Der Traum beschäftigte mich in meinem Geiste, blieb mir jedoch ein Rätsel. Wieder einmal  schaute ich mir den Flyer der Installation „being“ an und las endlich den Text _ ein Aha-Erlebnis!: „Lisa Reiter transformiert den Campus zu einem Garten, indem es bereits ein paar Früchte zu ernten gibt und viele andere noch reifen werden.

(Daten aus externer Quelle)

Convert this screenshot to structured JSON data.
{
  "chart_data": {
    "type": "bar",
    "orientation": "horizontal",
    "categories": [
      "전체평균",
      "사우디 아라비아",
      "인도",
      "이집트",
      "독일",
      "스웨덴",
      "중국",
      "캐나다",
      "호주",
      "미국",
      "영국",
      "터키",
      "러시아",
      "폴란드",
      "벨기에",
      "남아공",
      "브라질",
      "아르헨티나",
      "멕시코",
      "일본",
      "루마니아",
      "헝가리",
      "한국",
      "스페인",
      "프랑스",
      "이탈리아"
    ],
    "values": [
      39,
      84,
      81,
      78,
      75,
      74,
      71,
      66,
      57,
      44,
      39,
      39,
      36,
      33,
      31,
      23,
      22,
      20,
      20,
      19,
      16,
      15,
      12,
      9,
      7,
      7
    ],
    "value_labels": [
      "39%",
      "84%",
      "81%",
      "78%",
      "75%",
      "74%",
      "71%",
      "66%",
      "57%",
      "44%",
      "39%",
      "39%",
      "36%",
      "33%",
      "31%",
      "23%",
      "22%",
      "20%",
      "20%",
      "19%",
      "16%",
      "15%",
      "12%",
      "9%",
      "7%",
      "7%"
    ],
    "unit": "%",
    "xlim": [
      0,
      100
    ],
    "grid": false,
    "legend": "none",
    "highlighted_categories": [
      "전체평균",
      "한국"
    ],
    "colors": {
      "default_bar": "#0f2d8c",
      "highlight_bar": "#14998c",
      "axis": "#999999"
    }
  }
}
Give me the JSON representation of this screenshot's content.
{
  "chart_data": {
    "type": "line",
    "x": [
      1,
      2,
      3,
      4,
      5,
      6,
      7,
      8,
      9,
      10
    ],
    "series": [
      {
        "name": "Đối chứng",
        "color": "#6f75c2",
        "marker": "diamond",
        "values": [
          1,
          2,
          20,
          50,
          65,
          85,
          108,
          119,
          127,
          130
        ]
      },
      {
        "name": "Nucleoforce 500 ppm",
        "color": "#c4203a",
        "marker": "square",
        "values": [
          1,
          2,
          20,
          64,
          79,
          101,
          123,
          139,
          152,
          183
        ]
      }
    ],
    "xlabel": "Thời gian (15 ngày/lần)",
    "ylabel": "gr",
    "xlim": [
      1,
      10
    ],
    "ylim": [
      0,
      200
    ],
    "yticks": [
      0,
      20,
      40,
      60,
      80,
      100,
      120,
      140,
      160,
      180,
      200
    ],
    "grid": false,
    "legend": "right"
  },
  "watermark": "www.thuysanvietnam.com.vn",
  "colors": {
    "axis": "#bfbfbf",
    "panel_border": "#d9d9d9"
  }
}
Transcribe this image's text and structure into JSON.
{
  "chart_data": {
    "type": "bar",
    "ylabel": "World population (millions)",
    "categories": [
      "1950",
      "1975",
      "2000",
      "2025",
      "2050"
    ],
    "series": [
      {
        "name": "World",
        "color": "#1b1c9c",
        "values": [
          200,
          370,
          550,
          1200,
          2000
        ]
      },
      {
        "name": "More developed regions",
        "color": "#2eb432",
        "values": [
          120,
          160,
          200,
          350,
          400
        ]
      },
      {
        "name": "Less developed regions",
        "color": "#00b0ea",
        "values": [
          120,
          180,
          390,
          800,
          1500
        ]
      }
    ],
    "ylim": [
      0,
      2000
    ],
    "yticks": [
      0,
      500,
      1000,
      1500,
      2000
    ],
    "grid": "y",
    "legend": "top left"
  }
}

Bäume werden mit abstrakten Körperelementen bespielt, die aus Draht gewachsen zu sein scheinen und gleichermaßen schützende Kokons darstellen.
Eine Momentaufnahme eines immer fortwährenden Kreislaufs, die uns einen ermutigenden Blick in die Zukunft ermöglicht!
Lisa Reiter erforscht in ihrer Arbeit das Verständnis von Körpern, den eigenen Bezug dazu und die damit verbundenen zwischenmenschlichen Beziehungen auf einer tief in uns verankerten Ebene!“
Die Installation soll für einen Moment Aufmerksamkeit auf das lenken, was sich in den letzten Jahrzehnten in der Frauenbewegung schon entwickelt hat, aber auch auf das, was es noch  zu verändern gilt! Es kam mir in den Sinn, das Thema meines Traumes, ist nicht nur mein Thema sondern ein kollektives. Bei der Durchsicht von Fachzeitschriften und Fachbüchern wurde mir nun ganz klar, wie schon erwähnt, mein Thema ist  nicht einzig meines sondern ein kollektives!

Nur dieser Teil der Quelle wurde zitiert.